Removing stale files

When files are deleted from the codebase, clean up their chunks and records:
DELETE FROM chunks WHERE codebase_id = ? AND file_path = ?;
DELETE FROM indexed_files WHERE codebase_id = ? AND file_path = ?;
After removing stale data, rebuild the FTS table to keep the index consistent:
DROP TABLE IF EXISTS fts_1;
-- Then recreate and repopulate as shown above

Key design points

  • Incremental indexing via file hashes means only changed files are re-parsed and re-embedded, making updates fast even on large codebases.
  • Two search modes — FTS for identifier/keyword lookup and vector search for semantic/natural language queries — cover different use cases.
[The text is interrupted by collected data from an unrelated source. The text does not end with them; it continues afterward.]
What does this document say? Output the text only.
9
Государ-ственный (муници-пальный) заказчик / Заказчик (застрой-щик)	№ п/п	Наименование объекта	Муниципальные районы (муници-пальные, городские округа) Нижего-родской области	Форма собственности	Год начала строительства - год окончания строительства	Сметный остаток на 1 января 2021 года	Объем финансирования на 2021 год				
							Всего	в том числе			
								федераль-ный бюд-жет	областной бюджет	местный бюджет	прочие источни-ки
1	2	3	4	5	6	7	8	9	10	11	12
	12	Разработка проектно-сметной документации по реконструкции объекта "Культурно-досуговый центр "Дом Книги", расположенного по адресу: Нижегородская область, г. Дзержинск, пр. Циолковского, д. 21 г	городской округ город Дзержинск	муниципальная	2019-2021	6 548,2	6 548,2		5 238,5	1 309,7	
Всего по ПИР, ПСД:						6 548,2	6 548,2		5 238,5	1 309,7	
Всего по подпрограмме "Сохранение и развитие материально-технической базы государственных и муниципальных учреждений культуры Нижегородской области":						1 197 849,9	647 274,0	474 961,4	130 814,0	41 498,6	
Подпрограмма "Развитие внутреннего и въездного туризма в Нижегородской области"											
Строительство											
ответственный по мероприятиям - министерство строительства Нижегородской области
Hybrid search combines both.
  • Weighted FTS (name=5.0, signature=3.0) biases results toward function and type names, which is what developers usually search for.
  • Int8 quantized vectors via vector8() reduce storage by 75% compared to float32 with minimal impact on search quality.
  • Everything runs in a single embedded database file with no external services.

Example

codemogger is an MCP server that implements this pattern as a code indexer for AI coding agents.